2015 witnessed an all-time high in M&A deal value at over $5 trillion, according to Dealogic. The high volume was primarily attributable to strategic megadeals that used stock as full or partial consideration, with healthcare and technology as the two most targeted industries.
In 2016, we continue to expect to see heavy M&A volume in healthcare with similar drivers. Big pharma will likely continue to try to fill product pipelines as high-revenue drugs go off patent (they seem to favor orphan, specialty and cancer drugs for hard to cure indications or for patient populations that are refractory to first line therapy). Specialty pharma may continue to compete for approved drugs that are underperforming where commercial execution can be improved. And development-stage life science companies will continue to consider M&A among its strategic alternatives in light of the challenges involved with transitioning from a development-stage company to a commercial drug company. Inverted pharma companies are likely to continue to use tax rate differences to create synergies that drive acquisitions.
Deal activity is expected to remain strong. Almost nine in 10 respondents expect deal activity to continue at the same pace or increase. While private equity investors (PEI) were the most optimistic, they are less bullish than they were a year ago.
Corporate respondents and private equity investors cited economic conditions as the top factor for deal success. Both segments of respondents cited interest rates as the second most important factor, followed by uncertainty surrounding the 2016 US elections.
Corporations see an increase in both smaller strategic deals and major transformational deals. As respondents look at the next 12 months to take advantage of favorable opportunities, 34 percent will look for smaller strategic deals while another 26 percent indicate they will seek major transformational deals.
Companies are holding steady in looking abroad.

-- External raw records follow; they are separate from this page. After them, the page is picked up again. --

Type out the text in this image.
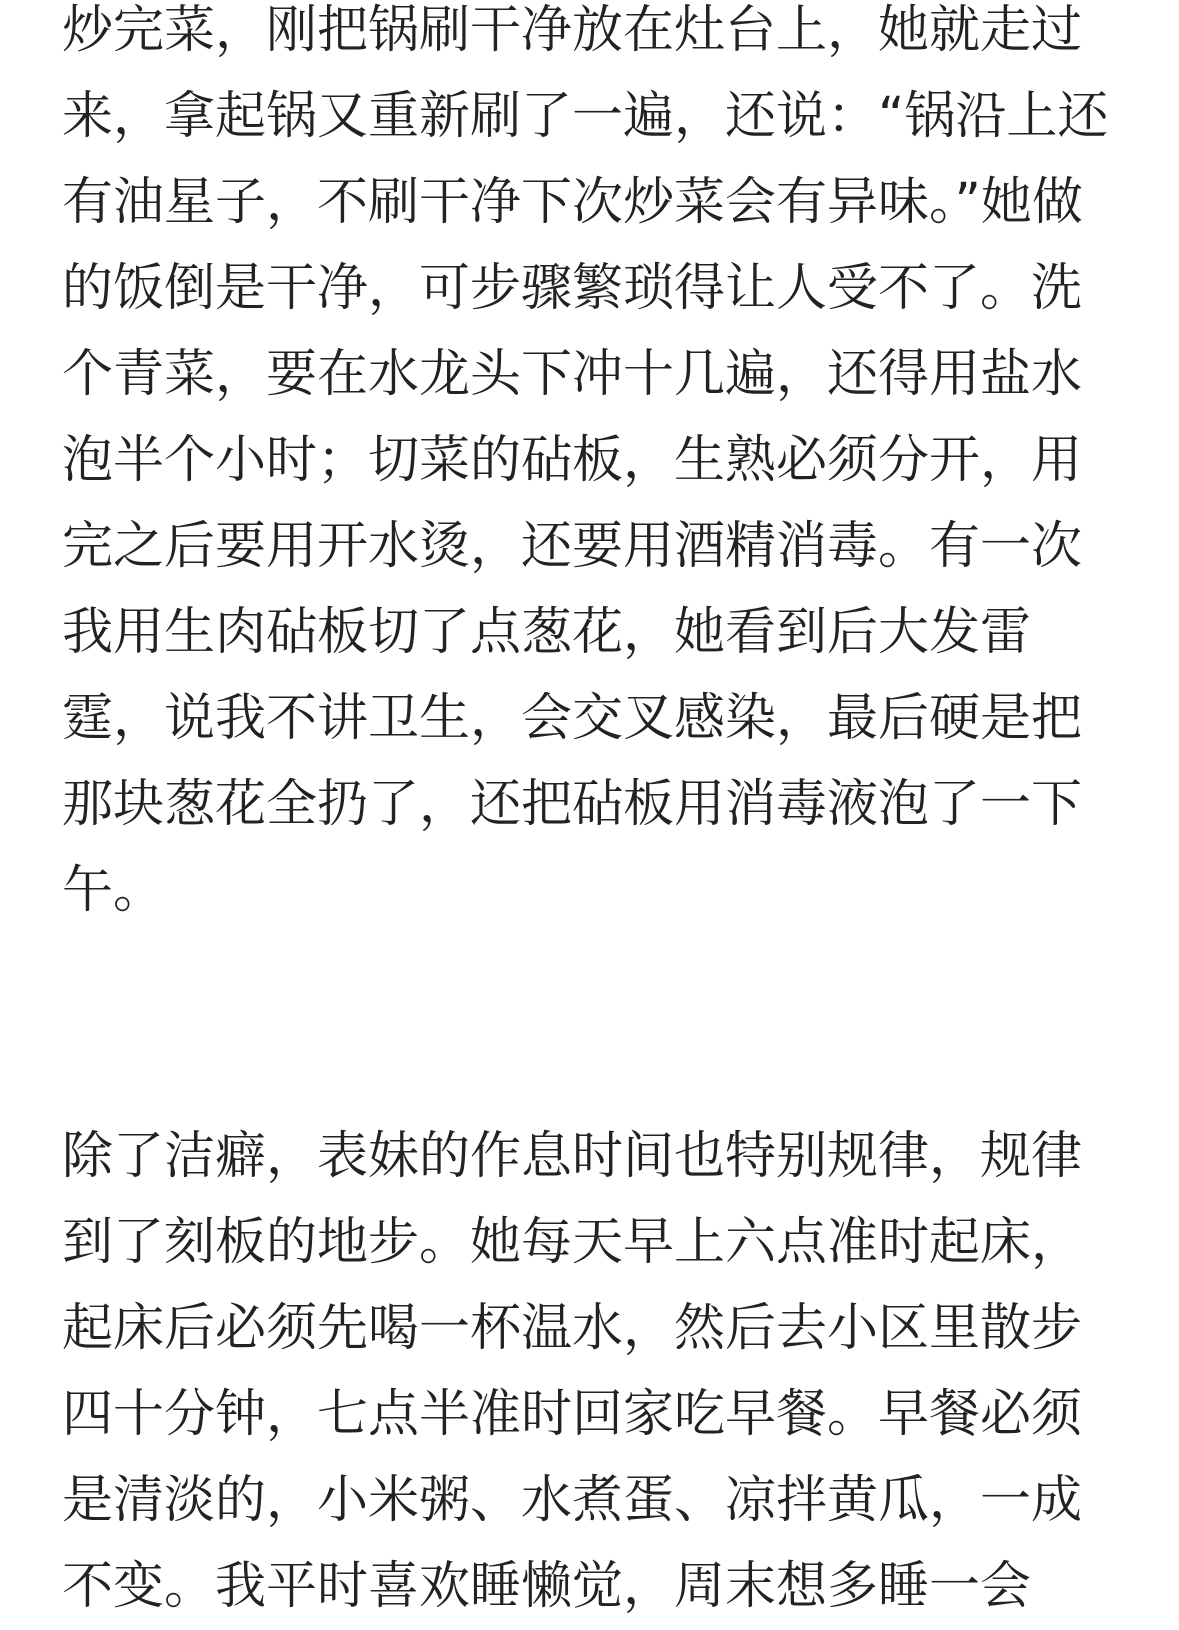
炒完菜，刚把锅刷干净放在灶台上，她就走过
来，拿起锅又重新刷了一遍，还说：“锅沿上还
有油星子，不刷干净下次炒菜会有异味。”她做
的饭倒是干净，可步骤繁琐得让人受不了。洗
个青菜，要在水龙头下冲十几遍，还得用盐水
泡半个小时；切菜的砧板，生熟必须分开，用
完之后要用开水烫，还要用酒精消毒。有一次
我用生肉砧板切了点葱花，她看到后大发雷
霆，说我不讲卫生，会交叉感染，最后硬是把
那块葱花全扔了，还把砧板用消毒液泡了一下
午。
除了洁癖，表妹的作息时间也特别规律，规律
到了刻板的地步。她每天早上六点准时起床，
起床后必须先喝一杯温水，然后去小区里散步
四十分钟，七点半准时回家吃早餐。早餐必须
是清淡的，小米粥、水煮蛋、凉拌黄瓜，一成
不变。我平时喜欢睡懒觉，周末想多睡一会
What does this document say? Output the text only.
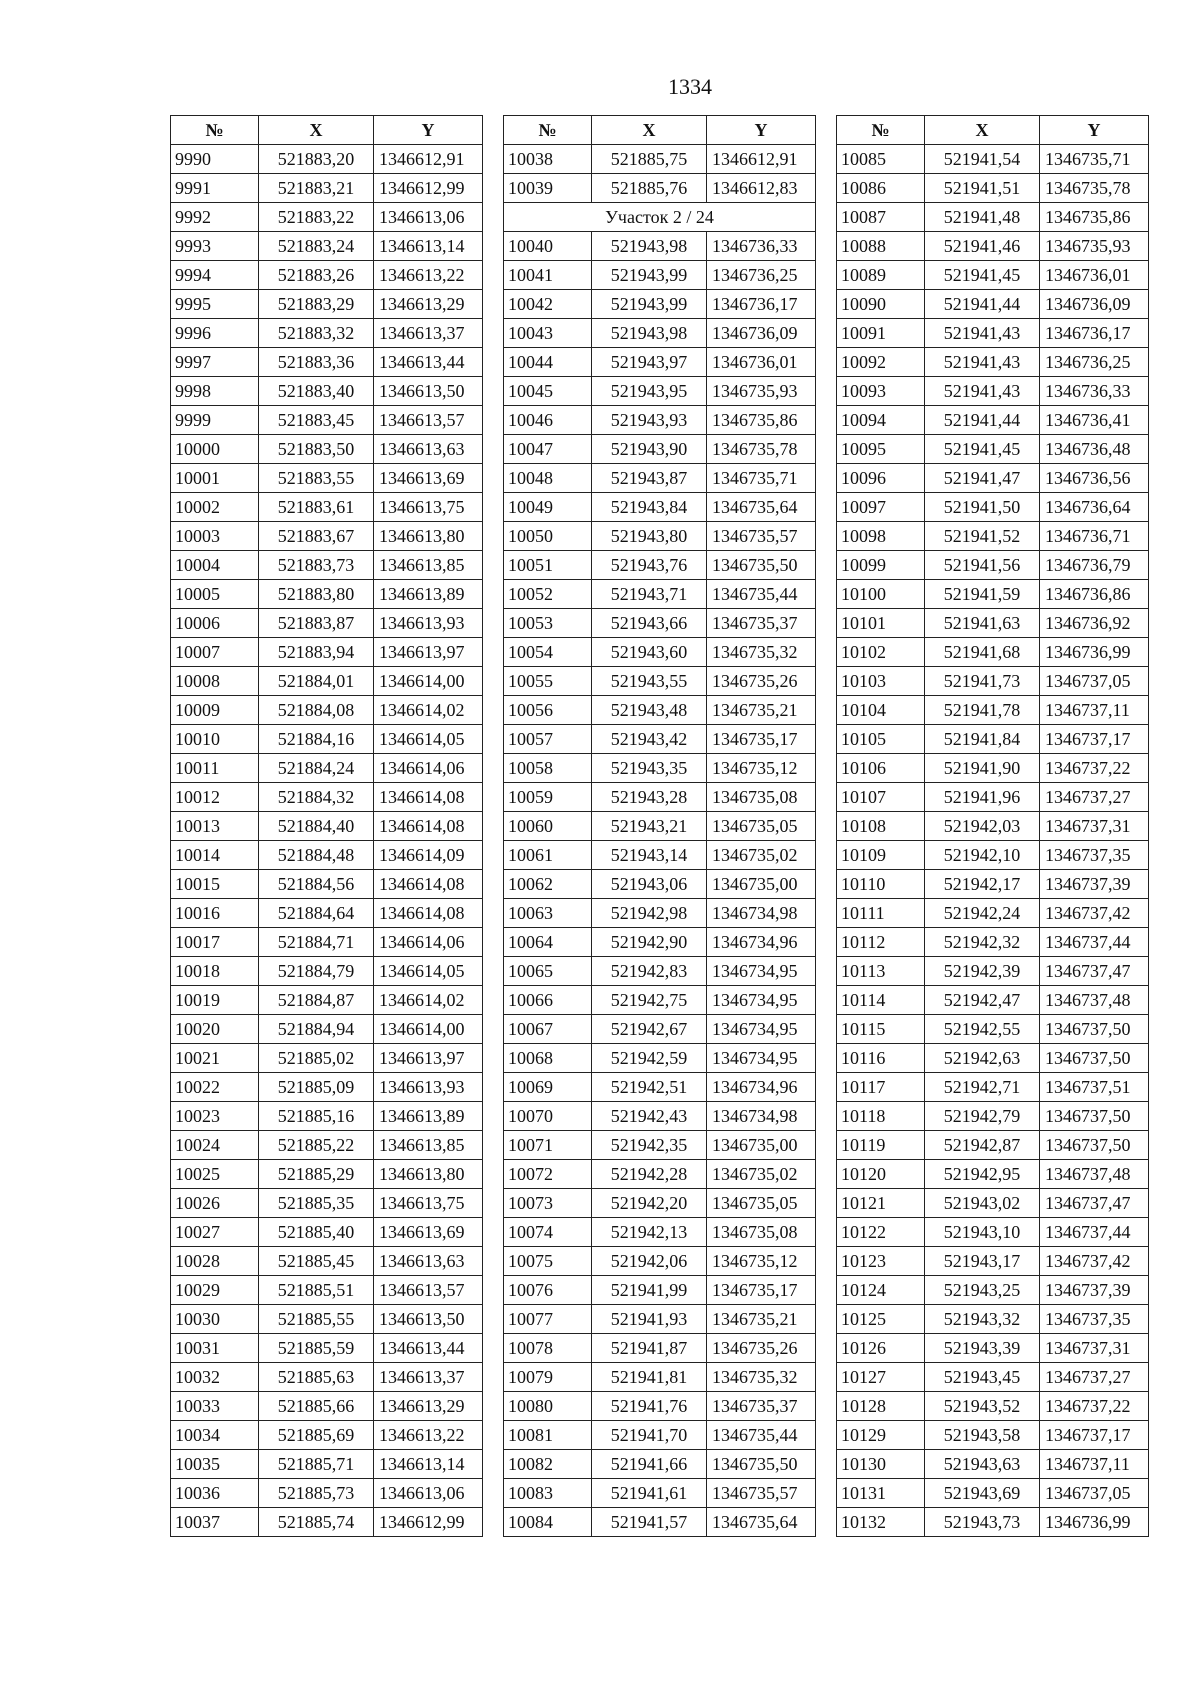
1334
№	X	Y
9990	521883,20	1346612,91
9991	521883,21	1346612,99
9992	521883,22	1346613,06
9993	521883,24	1346613,14
9994	521883,26	1346613,22
9995	521883,29	1346613,29
9996	521883,32	1346613,37
9997	521883,36	1346613,44
9998	521883,40	1346613,50
9999	521883,45	1346613,57
10000	521883,50	1346613,63
10001	521883,55	1346613,69
10002	521883,61	1346613,75
10003	521883,67	1346613,80
10004	521883,73	1346613,85
10005	521883,80	1346613,89
10006	521883,87	1346613,93
10007	521883,94	1346613,97
10008	521884,01	1346614,00
10009	521884,08	1346614,02
10010	521884,16	1346614,05
10011	521884,24	1346614,06
10012	521884,32	1346614,08
10013	521884,40	1346614,08
10014	521884,48	1346614,09
10015	521884,56	1346614,08
10016	521884,64	1346614,08
10017	521884,71	1346614,06
10018	521884,79	1346614,05
10019	521884,87	1346614,02
10020	521884,94	1346614,00
10021	521885,02	1346613,97
10022	521885,09	1346613,93
10023	521885,16	1346613,89
10024	521885,22	1346613,85
10025	521885,29	1346613,80
10026	521885,35	1346613,75
10027	521885,40	1346613,69
10028	521885,45	1346613,63
10029	521885,51	1346613,57
10030	521885,55	1346613,50
10031	521885,59	1346613,44
10032	521885,63	1346613,37
10033	521885,66	1346613,29
10034	521885,69	1346613,22
10035	521885,71	1346613,14
10036	521885,73	1346613,06
10037	521885,74	1346612,99
№	X	Y
10038	521885,75	1346612,91
10039	521885,76	1346612,83
Участок 2 / 24		
10040	521943,98	1346736,33
10041	521943,99	1346736,25
10042	521943,99	1346736,17
10043	521943,98	1346736,09
10044	521943,97	1346736,01
10045	521943,95	1346735,93
10046	521943,93	1346735,86
10047	521943,90	1346735,78
10048	521943,87	1346735,71
10049	521943,84	1346735,64
10050	521943,80	1346735,57
10051	521943,76	1346735,50
10052	521943,71	1346735,44
10053	521943,66	1346735,37
10054	521943,60	1346735,32
10055	521943,55	1346735,26
10056	521943,48	1346735,21
10057	521943,42	1346735,17
10058	521943,35	1346735,12
10059	521943,28	1346735,08
10060	521943,21	1346735,05
10061	521943,14	1346735,02
10062	521943,06	1346735,00
10063	521942,98	1346734,98
10064	521942,90	1346734,96
10065	521942,83	1346734,95
10066	521942,75	1346734,95
10067	521942,67	1346734,95
10068	521942,59	1346734,95
10069	521942,51	1346734,96
10070	521942,43	1346734,98
10071	521942,35	1346735,00
10072	521942,28	1346735,02
10073	521942,20	1346735,05
10074	521942,13	1346735,08
10075	521942,06	1346735,12
10076	521941,99	1346735,17
10077	521941,93	1346735,21
10078	521941,87	1346735,26
10079	521941,81	1346735,32
10080	521941,76	1346735,37
10081	521941,70	1346735,44
10082	521941,66	1346735,50
10083	521941,61	1346735,57
10084	521941,57	1346735,64
№	X	Y
10085	521941,54	1346735,71
10086	521941,51	1346735,78
10087	521941,48	1346735,86
10088	521941,46	1346735,93
10089	521941,45	1346736,01
10090	521941,44	1346736,09
10091	521941,43	1346736,17
10092	521941,43	1346736,25
10093	521941,43	1346736,33
10094	521941,44	1346736,41
10095	521941,45	1346736,48
10096	521941,47	1346736,56
10097	521941,50	1346736,64
10098	521941,52	1346736,71
10099	521941,56	1346736,79
10100	521941,59	1346736,86
10101	521941,63	1346736,92
10102	521941,68	1346736,99
10103	521941,73	1346737,05
10104	521941,78	1346737,11
10105	521941,84	1346737,17
10106	521941,90	1346737,22
10107	521941,96	1346737,27
10108	521942,03	1346737,31
10109	521942,10	1346737,35
10110	521942,17	1346737,39
10111	521942,24	1346737,42
10112	521942,32	1346737,44
10113	521942,39	1346737,47
10114	521942,47	1346737,48
10115	521942,55	1346737,50
10116	521942,63	1346737,50
10117	521942,71	1346737,51
10118	521942,79	1346737,50
10119	521942,87	1346737,50
10120	521942,95	1346737,48
10121	521943,02	1346737,47
10122	521943,10	1346737,44
10123	521943,17	1346737,42
10124	521943,25	1346737,39
10125	521943,32	1346737,35
10126	521943,39	1346737,31
10127	521943,45	1346737,27
10128	521943,52	1346737,22
10129	521943,58	1346737,17
10130	521943,63	1346737,11
10131	521943,69	1346737,05
10132	521943,73	1346736,99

Both corporates and PEIs are continuing to source foreign targets at the same pace as 2015 (75 percent and 84 percent, respectively).

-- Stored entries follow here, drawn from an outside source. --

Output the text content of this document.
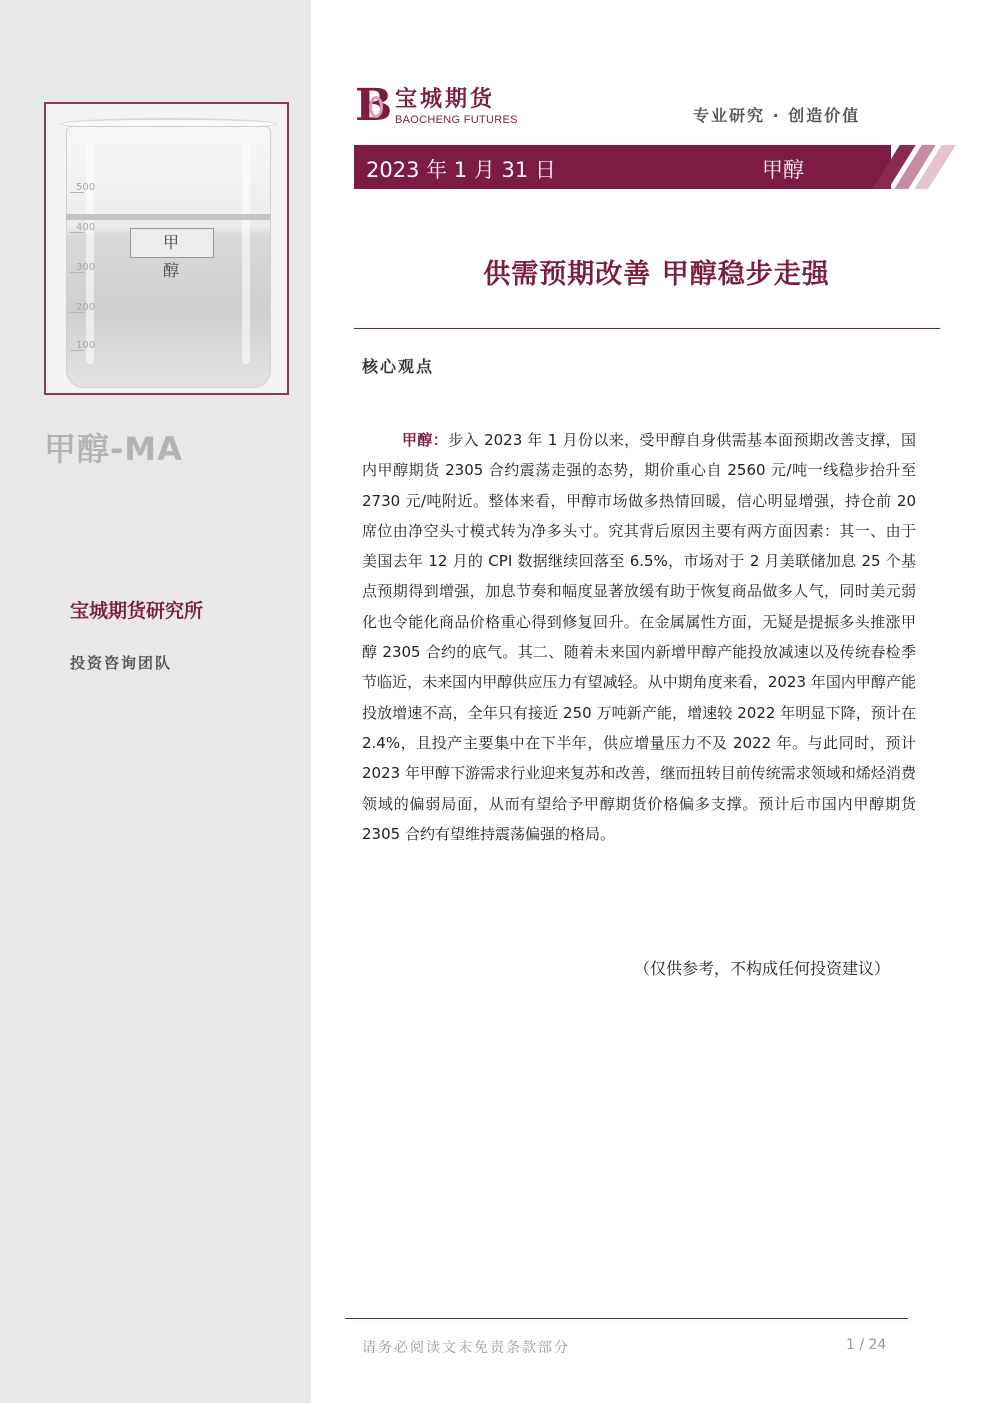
500
400
300
200
100
甲 醇
甲醇-MA
宝城期货研究所
投资咨询团队
B 宝城期货
BAOCHENG FUTURES	专业研究 · 创造价值
2023 年 1 月 31 日	甲醇
供需预期改善 甲醇稳步走强
核心观点
甲醇：步入 2023 年 1 月份以来，受甲醇自身供需基本面预期改善支撑，国内甲醇期货 2305 合约震荡走强的态势，期价重心自 2560 元/吨一线稳步抬升至 2730 元/吨附近。整体来看，甲醇市场做多热情回暖，信心明显增强，持仓前 20 席位由净空头寸模式转为净多头寸。究其背后原因主要有两方面因素：其一、由于美国去年 12 月的 CPI 数据继续回落至 6.5%，市场对于 2 月美联储加息 25 个基点预期得到增强，加息节奏和幅度显著放缓有助于恢复商品做多人气，同时美元弱化也令能化商品价格重心得到修复回升。在金属属性方面，无疑是提振多头推涨甲醇 2305 合约的底气。其二、随着未来国内新增甲醇产能投放减速以及传统春检季节临近，未来国内甲醇供应压力有望减轻。从中期角度来看，2023 年国内甲醇产能投放增速不高，全年只有接近 250 万吨新产能，增速较 2022 年明显下降，预计在 2.4%，且投产主要集中在下半年，供应增量压力不及 2022 年。与此同时，预计 2023 年甲醇下游需求行业迎来复苏和改善，继而扭转目前传统需求领域和烯烃消费领域的偏弱局面，从而有望给予甲醇期货价格偏多支撑。预计后市国内甲醇期货 2305 合约有望维持震荡偏强的格局。
（仅供参考，不构成任何投资建议）
请务必阅读文末免责条款部分	1 / 24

More divestitures are planned for 2016. Significantly more corporate respondents plan to pursue divestitures this year than in 2015. The drivers? Shed non-core assets in the year ahead, help focus their business, and in some sectors, raise capital.
In tech, M & A deal volume remained consistent but largely under the radar in 2015. Larger private and public companies continued to acquire talent and valuable assets, on generally favorable deal terms (if not valuations), but often on a smaller scale than anticipated. Because the public and private capital markets remained open for a large part of last year, many successful private companies retained pricing leverage over buyers or continued to prioritize IPOs over M&A exits—which may have depressed transaction volume. This year, with the volatility in the capital markets (and the unicorn phenomenon becoming more uncertain), we expect these companies and their institutional backers to be more receptive to M&A in 2016. We also note that large cap tech companies still have substantial cash on their balance sheets that can be used for acquisitions if targets become more affordable.
Private equity buyers, which have been relatively quieter in the markets due to high valuations, will likely be more active in 2016, as they seek new opportunities to buy unwanted assets or businesses (including those needing to be divested) from strategics. We also expect PE-to-PE sales and incremental add-ons to continue, assuming no major upheaval in the debt markets—a big assumption in the current environment.
We also expect cross-border M&A activity to continue unabated at high levels of volume in 2016 as deal makers continue to take advantage of, among other things, tax optimization and efficiency, fluctuations in currency prices (particularly in China) and pricing arbitrage from one country to another.